Tak dilupakan pula kritik megenai kedudukan para pembesar
yang berada di kota besar. Cerpen “Ah,
Jakarta” memaparkan kritik terhadap kebiasaan para pejabat yang kapan saja
dapat beganti barang kesukaannya. Yang mengerikan bagi kita, mereka membeli
barang kesukaannya tanpa membayar. Angkat telepon, barang datang dan sudah
dibayar oleh sesorang. Misalnya, pada suatu malam seorang pejabat didatangi
oleh perampok dan mereka menodongkan pistol kepadanya meminta barang-barang
yang ada agar diserahkan. Namun, dengan tenang ia mengatakan, “Silakan ambil barang itu.” Cermati
kutipan berikut.
“Pernah kami masuk ke rumah orang kaya di
Kebayoran. Yang punya rumah bagus dan menjemput kami di ruang tengah dengan
pistol di tangan. Kami siap berkelai. Tapi tuan rumah justru menawarkan
barang-barangnya. Hanya satu permintaannya, agar kami tidak ribut-ribut.

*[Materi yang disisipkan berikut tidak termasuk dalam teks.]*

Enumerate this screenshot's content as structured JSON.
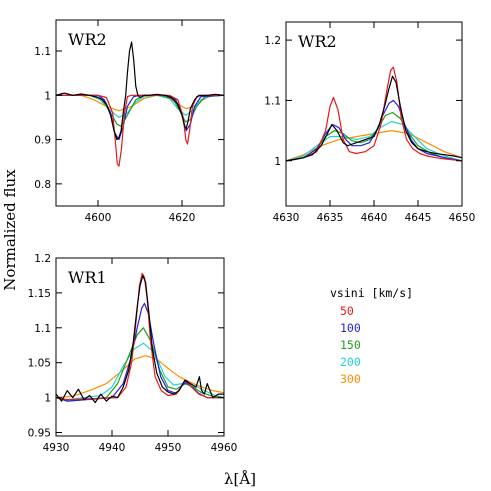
{
  "figure": {
    "ylabel": "Normalized flux",
    "xlabel": "λ[Å]",
    "legend": {
      "title": "vsini [km/s]",
      "items": [
        {
          "label": "50",
          "color": "#e41a1c"
        },
        {
          "label": "100",
          "color": "#2222dd"
        },
        {
          "label": "150",
          "color": "#1e9e1e"
        },
        {
          "label": "200",
          "color": "#22d3d3"
        },
        {
          "label": "300",
          "color": "#ff8c00"
        }
      ]
    }
  },
  "chart_data": [
    {
      "type": "line",
      "title": "WR2",
      "xlim": [
        4590,
        4630
      ],
      "ylim": [
        0.75,
        1.17
      ],
      "xticks": [
        4600,
        4620
      ],
      "yticks": [
        0.8,
        0.9,
        1,
        1.1
      ],
      "xtick_labels": [
        "4600",
        "4620"
      ],
      "ytick_labels": [
        "0.8",
        "0.9",
        "1",
        "1.1"
      ],
      "observed": {
        "color": "#000000",
        "x": [
          4590,
          4592,
          4594,
          4596,
          4598,
          4600,
          4601,
          4602,
          4603,
          4603.8,
          4604.5,
          4605,
          4605.5,
          4606,
          4606.6,
          4607,
          4607.5,
          4608,
          4608.5,
          4609,
          4609.5,
          4610,
          4611,
          4612,
          4614,
          4616,
          4617.5,
          4619,
          4620,
          4620.6,
          4621,
          4621.4,
          4622,
          4623,
          4624,
          4626,
          4628,
          4630
        ],
        "y": [
          1.0,
          1.005,
          1.0,
          1.003,
          1.0,
          0.995,
          0.99,
          0.98,
          0.955,
          0.92,
          0.9,
          0.905,
          0.92,
          0.96,
          1.0,
          1.05,
          1.1,
          1.12,
          1.08,
          1.02,
          1.0,
          0.995,
          1.0,
          1.0,
          1.002,
          1.0,
          0.995,
          0.98,
          0.955,
          0.93,
          0.925,
          0.94,
          0.97,
          0.99,
          1.0,
          1.0,
          1.002,
          1.0
        ]
      },
      "series": [
        {
          "label": "50",
          "color": "#e41a1c",
          "x": [
            4590,
            4600,
            4602,
            4603.5,
            4604.2,
            4604.6,
            4605,
            4605.6,
            4606.3,
            4607,
            4608,
            4610,
            4617,
            4619,
            4620.3,
            4620.9,
            4621.3,
            4621.8,
            4622.5,
            4623.5,
            4625,
            4630
          ],
          "y": [
            1.0,
            1.0,
            0.995,
            0.96,
            0.89,
            0.845,
            0.84,
            0.88,
            0.96,
            0.997,
            1.0,
            1.0,
            1.0,
            0.99,
            0.95,
            0.9,
            0.89,
            0.92,
            0.975,
            0.997,
            1.0,
            1.0
          ]
        },
        {
          "label": "100",
          "color": "#2222dd",
          "x": [
            4590,
            4600,
            4601.5,
            4603,
            4604,
            4605,
            4606,
            4607,
            4608.5,
            4610,
            4616,
            4618.5,
            4620,
            4621,
            4622,
            4623,
            4624.5,
            4630
          ],
          "y": [
            1.0,
            1.0,
            0.99,
            0.96,
            0.915,
            0.9,
            0.93,
            0.975,
            0.997,
            1.0,
            1.0,
            0.99,
            0.955,
            0.92,
            0.935,
            0.975,
            0.997,
            1.0
          ]
        },
        {
          "label": "150",
          "color": "#1e9e1e",
          "x": [
            4590,
            4599,
            4601,
            4603,
            4604.5,
            4605.5,
            4607,
            4609,
            4611,
            4615,
            4618,
            4619.5,
            4620.8,
            4622,
            4623.5,
            4625.5,
            4630
          ],
          "y": [
            1.0,
            1.0,
            0.99,
            0.96,
            0.935,
            0.93,
            0.955,
            0.99,
            1.0,
            1.0,
            0.99,
            0.965,
            0.94,
            0.945,
            0.975,
            0.997,
            1.0
          ]
        },
        {
          "label": "200",
          "color": "#22d3d3",
          "x": [
            4590,
            4598,
            4600.5,
            4603,
            4605,
            4607,
            4609,
            4611,
            4614,
            4617,
            4619,
            4620.8,
            4622.5,
            4624.5,
            4627,
            4630
          ],
          "y": [
            1.0,
            1.0,
            0.99,
            0.965,
            0.95,
            0.96,
            0.985,
            0.997,
            1.0,
            0.993,
            0.97,
            0.955,
            0.965,
            0.99,
            1.0,
            1.0
          ]
        },
        {
          "label": "300",
          "color": "#ff8c00",
          "x": [
            4590,
            4596,
            4599,
            4602,
            4605,
            4608,
            4611,
            4614,
            4617,
            4619,
            4621,
            4623,
            4625,
            4627,
            4630
          ],
          "y": [
            1.0,
            1.0,
            0.99,
            0.975,
            0.965,
            0.975,
            0.993,
            1.0,
            0.993,
            0.98,
            0.97,
            0.975,
            0.99,
            0.999,
            1.0
          ]
        }
      ]
    },
    {
      "type": "line",
      "title": "WR2",
      "xlim": [
        4630,
        4650
      ],
      "ylim": [
        0.925,
        1.23
      ],
      "xticks": [
        4630,
        4635,
        4640,
        4645,
        4650
      ],
      "yticks": [
        1,
        1.1,
        1.2
      ],
      "xtick_labels": [
        "4630",
        "4635",
        "4640",
        "4645",
        "4650"
      ],
      "ytick_labels": [
        "1",
        "1.1",
        "1.2"
      ],
      "observed": {
        "color": "#000000",
        "x": [
          4630,
          4631,
          4632,
          4633,
          4634,
          4634.7,
          4635.2,
          4635.8,
          4636.5,
          4637,
          4638,
          4639,
          4640,
          4640.6,
          4641.2,
          4641.7,
          4642.1,
          4642.5,
          4643,
          4643.6,
          4644.3,
          4645,
          4646,
          4647,
          4648,
          4649,
          4650
        ],
        "y": [
          1.0,
          1.002,
          1.005,
          1.01,
          1.025,
          1.045,
          1.06,
          1.05,
          1.03,
          1.025,
          1.03,
          1.035,
          1.04,
          1.06,
          1.09,
          1.12,
          1.14,
          1.13,
          1.09,
          1.05,
          1.03,
          1.02,
          1.015,
          1.012,
          1.01,
          1.008,
          1.005
        ]
      },
      "series": [
        {
          "label": "50",
          "color": "#e41a1c",
          "x": [
            4630,
            4632,
            4633.5,
            4634.5,
            4635,
            4635.4,
            4635.9,
            4636.5,
            4637.2,
            4638,
            4639,
            4640,
            4640.8,
            4641.5,
            4641.9,
            4642.2,
            4642.6,
            4643.1,
            4643.7,
            4644.4,
            4645.2,
            4646,
            4647,
            4648,
            4650
          ],
          "y": [
            1.0,
            1.005,
            1.015,
            1.05,
            1.09,
            1.105,
            1.085,
            1.035,
            1.015,
            1.012,
            1.015,
            1.025,
            1.06,
            1.12,
            1.15,
            1.155,
            1.13,
            1.07,
            1.035,
            1.02,
            1.012,
            1.008,
            1.005,
            1.003,
            1.0
          ]
        },
        {
          "label": "100",
          "color": "#2222dd",
          "x": [
            4630,
            4632,
            4633.5,
            4634.5,
            4635.3,
            4636,
            4636.8,
            4637.5,
            4638.5,
            4639.5,
            4640.3,
            4641,
            4641.7,
            4642.2,
            4642.8,
            4643.5,
            4644.2,
            4645,
            4646,
            4648,
            4650
          ],
          "y": [
            1.0,
            1.005,
            1.02,
            1.045,
            1.06,
            1.055,
            1.035,
            1.025,
            1.025,
            1.03,
            1.05,
            1.075,
            1.095,
            1.1,
            1.09,
            1.06,
            1.035,
            1.02,
            1.012,
            1.005,
            1.0
          ]
        },
        {
          "label": "150",
          "color": "#1e9e1e",
          "x": [
            4630,
            4632,
            4633.5,
            4634.5,
            4635.5,
            4636.5,
            4637.5,
            4638.5,
            4639.5,
            4640.5,
            4641.3,
            4642.1,
            4643,
            4644,
            4645,
            4646.5,
            4648,
            4650
          ],
          "y": [
            1.0,
            1.005,
            1.02,
            1.04,
            1.05,
            1.045,
            1.033,
            1.03,
            1.035,
            1.055,
            1.075,
            1.08,
            1.07,
            1.045,
            1.025,
            1.012,
            1.005,
            1.0
          ]
        },
        {
          "label": "200",
          "color": "#22d3d3",
          "x": [
            4630,
            4632,
            4633.5,
            4635,
            4636.5,
            4638,
            4639.5,
            4640.7,
            4642,
            4643.3,
            4644.6,
            4646,
            4648,
            4650
          ],
          "y": [
            1.0,
            1.008,
            1.025,
            1.04,
            1.04,
            1.035,
            1.04,
            1.055,
            1.065,
            1.06,
            1.04,
            1.02,
            1.008,
            1.0
          ]
        },
        {
          "label": "300",
          "color": "#ff8c00",
          "x": [
            4630,
            4632,
            4634,
            4636,
            4638,
            4640,
            4642,
            4644,
            4646,
            4648,
            4650
          ],
          "y": [
            1.0,
            1.01,
            1.025,
            1.035,
            1.04,
            1.045,
            1.05,
            1.045,
            1.03,
            1.015,
            1.005
          ]
        }
      ]
    },
    {
      "type": "line",
      "title": "WR1",
      "xlim": [
        4930,
        4960
      ],
      "ylim": [
        0.945,
        1.2
      ],
      "xticks": [
        4930,
        4940,
        4950,
        4960
      ],
      "yticks": [
        0.95,
        1,
        1.05,
        1.1,
        1.15,
        1.2
      ],
      "xtick_labels": [
        "4930",
        "4940",
        "4950",
        "4960"
      ],
      "ytick_labels": [
        "0.95",
        "1",
        "1.05",
        "1.1",
        "1.15",
        "1.2"
      ],
      "observed": {
        "color": "#000000",
        "x": [
          4930,
          4931,
          4932,
          4933,
          4934,
          4935,
          4936,
          4937,
          4938,
          4939,
          4940,
          4941,
          4942,
          4943,
          4943.8,
          4944.5,
          4945,
          4945.5,
          4946,
          4946.6,
          4947.2,
          4948,
          4949,
          4950,
          4951,
          4952,
          4953,
          4954,
          4955,
          4955.6,
          4956,
          4956.5,
          4957,
          4958,
          4959,
          4960
        ],
        "y": [
          1.005,
          0.995,
          1.01,
          1.0,
          1.012,
          0.997,
          1.003,
          0.993,
          1.005,
          0.995,
          1.002,
          1.0,
          1.015,
          1.04,
          1.08,
          1.13,
          1.16,
          1.175,
          1.165,
          1.12,
          1.07,
          1.035,
          1.015,
          1.008,
          1.005,
          1.01,
          1.025,
          1.02,
          1.015,
          1.03,
          1.01,
          1.005,
          1.02,
          1.0,
          1.005,
          1.005
        ]
      },
      "series": [
        {
          "label": "50",
          "color": "#e41a1c",
          "x": [
            4930,
            4932,
            4941,
            4942.5,
            4943.5,
            4944.3,
            4944.9,
            4945.4,
            4945.8,
            4946.3,
            4946.9,
            4947.7,
            4948.8,
            4950,
            4951.5,
            4952.5,
            4953.3,
            4954.2,
            4955.5,
            4957,
            4960
          ],
          "y": [
            1.0,
            0.997,
            1.0,
            1.015,
            1.05,
            1.11,
            1.16,
            1.178,
            1.172,
            1.14,
            1.08,
            1.03,
            1.01,
            1.003,
            1.005,
            1.018,
            1.025,
            1.015,
            1.005,
            1.0,
            1.0
          ]
        },
        {
          "label": "100",
          "color": "#2222dd",
          "x": [
            4930,
            4932,
            4940,
            4942,
            4943.5,
            4944.5,
            4945.3,
            4945.8,
            4946.5,
            4947.5,
            4948.7,
            4950,
            4951.5,
            4952.5,
            4953.3,
            4954.3,
            4955.5,
            4957,
            4960
          ],
          "y": [
            1.0,
            0.995,
            1.0,
            1.02,
            1.06,
            1.1,
            1.128,
            1.135,
            1.12,
            1.075,
            1.03,
            1.01,
            1.006,
            1.017,
            1.022,
            1.015,
            1.006,
            1.0,
            1.0
          ]
        },
        {
          "label": "150",
          "color": "#1e9e1e",
          "x": [
            4930,
            4932,
            4939,
            4941,
            4943,
            4944.5,
            4945.6,
            4947,
            4948.5,
            4950,
            4951.5,
            4953,
            4954.5,
            4956,
            4958,
            4960
          ],
          "y": [
            1.0,
            0.995,
            1.0,
            1.02,
            1.06,
            1.09,
            1.1,
            1.08,
            1.04,
            1.015,
            1.012,
            1.02,
            1.015,
            1.007,
            1.002,
            1.0
          ]
        },
        {
          "label": "200",
          "color": "#22d3d3",
          "x": [
            4930,
            4932,
            4938,
            4940,
            4942,
            4944,
            4945.6,
            4947.5,
            4949.5,
            4951,
            4952.5,
            4954.5,
            4956.5,
            4958.5,
            4960
          ],
          "y": [
            1.0,
            0.997,
            1.003,
            1.015,
            1.045,
            1.07,
            1.078,
            1.065,
            1.03,
            1.018,
            1.02,
            1.018,
            1.01,
            1.003,
            1.0
          ]
        },
        {
          "label": "300",
          "color": "#ff8c00",
          "x": [
            4930,
            4933,
            4936,
            4939,
            4942,
            4944,
            4946,
            4948,
            4950,
            4952,
            4954,
            4956,
            4958,
            4960
          ],
          "y": [
            1.0,
            1.002,
            1.01,
            1.02,
            1.04,
            1.055,
            1.06,
            1.055,
            1.042,
            1.03,
            1.022,
            1.015,
            1.01,
            1.007
          ]
        }
      ]
    }
  ]
}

Dikemudian hari kami tahu bahwa yang kami rampok adalah seorang pejabat
penting. Di rumah itu sedang ngendon dengan istri muda . Daripada heboh masuk
koran, maka ia ambil jalan yang baik bagi kami dan amat bijak.” (hlm. 30).
Dua bentuk
sindiran di atas, yaitu priyayi dan pejabat merupakan sebuah indikator yang
dikritik oleh pengarang mengenai kondisi sosial zaman sekarang. Priyayi zman
sekarang ternyata berbeda dengan priyayi zaman dahulu. Priyayi zaman sekarang
dinilai oleh pengarang sebagai masyarakat yang kurang berharga. Berbeda dengan
priyayi zaman dulu. Gambaran tersebut diungkapkan oleh Tohari dalam sebuah
perbandingan pohon jengkol yang tidak mau menjadi tutup lahatnya ketika mereka
meninggal. Sebuah sikap pengarang yang perlu dicontoh. Sebuah penolakan
terhadap kedholiman.
Kedua cerpen
di atas hampir setiap kalimatnya berisikan sindiran yang bernada
mengkritik. Sindiran terhadap para priyayi (pegawai). Dulu mereka bekerja untuk
mengabdi dan melayani rakyat. Priyayi zaman sekarang sebaliknya, ingin
dilayani oleh rakyat seperti halnya raja. Melalui cerpen ini, pengarang
menyodorkan kritik bahwa priyayi zaman sekarang miskin akan nilai-nilai
kemanusiaan yang sejati. Mereka cenderung mementingkan diri sendiri dan
golongannya. Mereka kurang memahami penderitaan rakyat banyak. Itulah sebabnya,
pohon jengkol saja tidak mau menjadi tutup liang lahatnya.
Sifat
hedoisme, mementingkan dunia belaka juga mendapat sorotan pengarang yaitu ada
cerpen “Rumah yang Terang”. Aspek sosial lainnya seperti perilaku masyarakat
yang lupa akan asal-usulnya setelah mendapatkan kenikmatan juga mendapat
kritikan seperti dalam cerpen “Kenthus”. Pergeseran nilai sosial yang berubah
menjadi kebobrokan moral dipaparkan dalam cerpen “Blokeng”. Cerpen ini
menggambarkan ketidakpedulian masyarakat terhadap penderitaan tokoh Blokeng
(gadis tidak normal) yang terlah hamil tanpa diketahui siapa yang menghamili.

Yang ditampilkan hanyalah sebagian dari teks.